ARROWHEAD PHARMACEUTICALS, INC. 8-K

What Happened
Arrowhead Pharmaceuticals announced interim results from two Phase 1/2a trials of its RNAi investigational drugs for obesity, ARO‑INHBE and ARO‑ALK7, and made a press release and presentation public on January 6, 2026. The company hosted a conference call and webcast the same day to discuss the data. Results are interim and based on small early cohorts (generally n=3–5 per group).

Key Details

• ARO‑INHBE (single 400 mg dose): mean maximum serum Activin E reduction of -85%; maximum observed -94% (n=4 per dose level).

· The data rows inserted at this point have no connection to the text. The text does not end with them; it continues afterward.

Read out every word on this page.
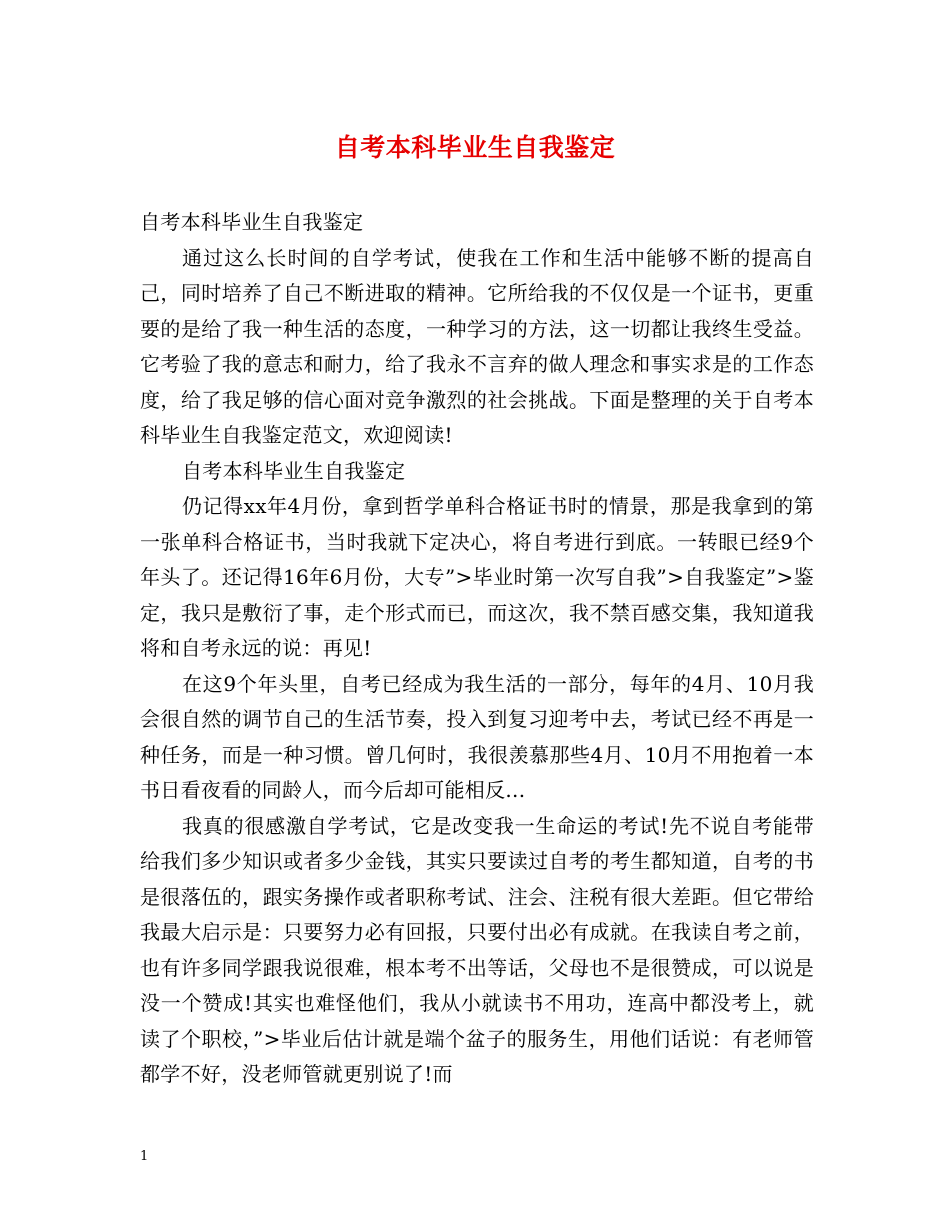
自考本科毕业生自我鉴定

自考本科毕业生自我鉴定

通过这么长时间的自学考试，使我在工作和生活中能够不断的提高自己，同时培养了自己不断进取的精神。它所给我的不仅仅是一个证书，更重要的是给了我一种生活的态度，一种学习的方法，这一切都让我终生受益。它考验了我的意志和耐力，给了我永不言弃的做人理念和事实求是的工作态度，给了我足够的信心面对竞争激烈的社会挑战。下面是整理的关于自考本科毕业生自我鉴定范文，欢迎阅读!

自考本科毕业生自我鉴定

仍记得xx年4月份，拿到哲学单科合格证书时的情景，那是我拿到的第一张单科合格证书，当时我就下定决心，将自考进行到底。一转眼已经9个年头了。还记得16年6月份，大专”>毕业时第一次写自我”>自我鉴定”>鉴定，我只是敷衍了事，走个形式而已，而这次，我不禁百感交集，我知道我将和自考永远的说：再见!

在这9个年头里，自考已经成为我生活的一部分，每年的4月、10月我会很自然的调节自己的生活节奏，投入到复习迎考中去，考试已经不再是一种任务，而是一种习惯。曾几何时，我很羡慕那些4月、10月不用抱着一本书日看夜看的同龄人，而今后却可能相反...

我真的很感激自学考试，它是改变我一生命运的考试!先不说自考能带给我们多少知识或者多少金钱，其实只要读过自考的考生都知道，自考的书是很落伍的，跟实务操作或者职称考试、注会、注税有很大差距。但它带给我最大启示是：只要努力必有回报，只要付出必有成就。在我读自考之前，也有许多同学跟我说很难，根本考不出等话，父母也不是很赞成，可以说是没一个赞成!其实也难怪他们，我从小就读书不用功，连高中都没考上，就读了个职校，”>毕业后估计就是端个盆子的服务生，用他们话说：有老师管都学不好，没老师管就更别说了!而

1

• ARO‑INHBE (monotherapy): week 16 mean visceral fat -9.9%; mean liver fat relative reduction -38%; total lean tissue +3.6%. Two doses at week 24: visceral fat -15.6% (placebo‑adjusted).
• ARO‑INHBE + tirzepatide (400 mg ARO‑INHBE, n=4): week 16 weight change -9.4% vs -4.8% for tirzepatide + placebo; visceral fat -23.2% vs -7.4%; total fat -15.4% vs -5.3%; liver fat -76.7% vs -20% (MRI, week 12).

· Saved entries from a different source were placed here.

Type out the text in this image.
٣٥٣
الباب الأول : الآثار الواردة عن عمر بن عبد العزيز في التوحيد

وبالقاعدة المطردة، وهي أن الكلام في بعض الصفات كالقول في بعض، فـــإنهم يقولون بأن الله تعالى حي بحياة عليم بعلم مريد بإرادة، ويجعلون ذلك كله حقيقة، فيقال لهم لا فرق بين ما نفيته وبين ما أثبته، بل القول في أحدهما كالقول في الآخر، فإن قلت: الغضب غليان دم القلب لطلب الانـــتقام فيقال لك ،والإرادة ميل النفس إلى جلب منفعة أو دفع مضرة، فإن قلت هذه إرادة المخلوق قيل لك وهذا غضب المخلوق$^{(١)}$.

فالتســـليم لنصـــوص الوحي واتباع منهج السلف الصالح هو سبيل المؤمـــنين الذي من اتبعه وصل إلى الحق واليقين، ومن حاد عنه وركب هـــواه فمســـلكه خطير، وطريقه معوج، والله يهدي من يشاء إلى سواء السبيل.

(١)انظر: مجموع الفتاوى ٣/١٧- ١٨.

• ARO‑ALK7: first RNAi therapeutic to show adipocyte target silencing clinically — mean ALK7 mRNA reduction -88% at 200 mg (week 8), max -94% (n=4). Single dose produced a placebo‑adjusted visceral fat reduction of -14.1% at week 8.

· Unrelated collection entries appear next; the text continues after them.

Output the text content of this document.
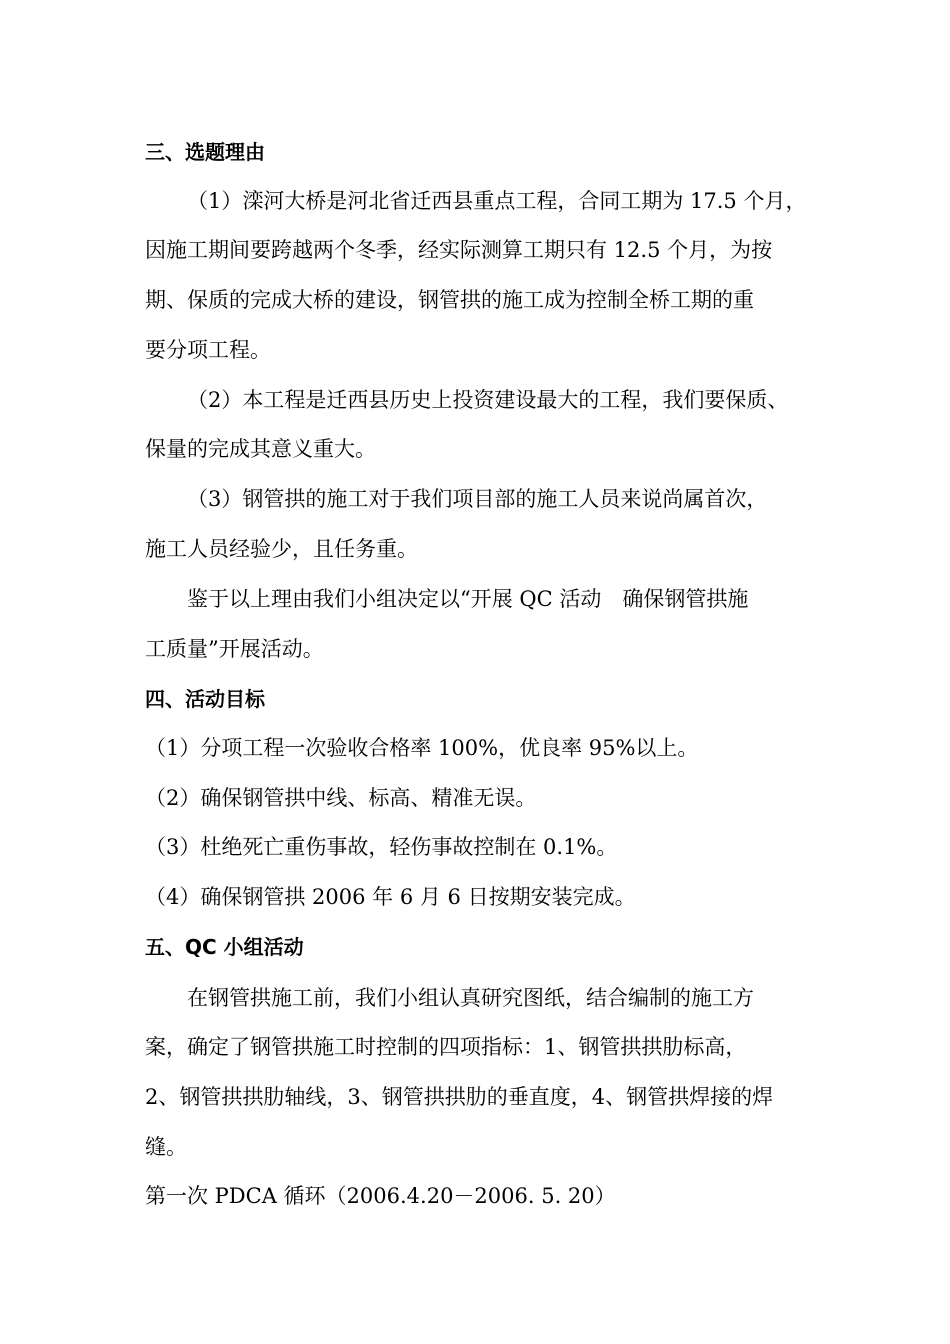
三、选题理由
（1）滦河大桥是河北省迁西县重点工程，合同工期为 17.5 个月，
因施工期间要跨越两个冬季，经实际测算工期只有 12.5 个月，为按
期、保质的完成大桥的建设，钢管拱的施工成为控制全桥工期的重
要分项工程。
（2）本工程是迁西县历史上投资建设最大的工程，我们要保质、
保量的完成其意义重大。
（3）钢管拱的施工对于我们项目部的施工人员来说尚属首次，
施工人员经验少，且任务重。
鉴于以上理由我们小组决定以“开展 QC 活动　确保钢管拱施
工质量”开展活动。
四、活动目标
（1）分项工程一次验收合格率 100%，优良率 95%以上。
（2）确保钢管拱中线、标高、精准无误。
（3）杜绝死亡重伤事故，轻伤事故控制在 0.1%。
（4）确保钢管拱 2006 年 6 月 6 日按期安装完成。
五、QC 小组活动
在钢管拱施工前，我们小组认真研究图纸，结合编制的施工方
案，确定了钢管拱施工时控制的四项指标：1、钢管拱拱肋标高，
2、钢管拱拱肋轴线，3、钢管拱拱肋的垂直度，4、钢管拱焊接的焊
缝。
第一次 PDCA 循环（2006.4.20－2006. 5. 20）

• Safety: both agents generally well tolerated in these cohorts; most treatment‑emergent AEs were mild. One SAE (limb abscess) was reported and assessed as unrelated. No TEAEs caused study/drug discontinuation; no clinically significant lab trends reported.

Why It Matters
These interim data show early biological activity (target knockdown) and preliminary signals of fat and weight reductions for two RNAi candidates addressing obesity, including enhanced effects when ARO‑INHBE was combined with tirzepatide. For investors, the results indicate potential clinical proof‑of‑concept but are based on very small, early cohorts and are interim — outcomes may change as more patients are enrolled and data mature. The company highlighted safety was generally favorable so far, but further study is required to confirm efficacy and longer‑term safety.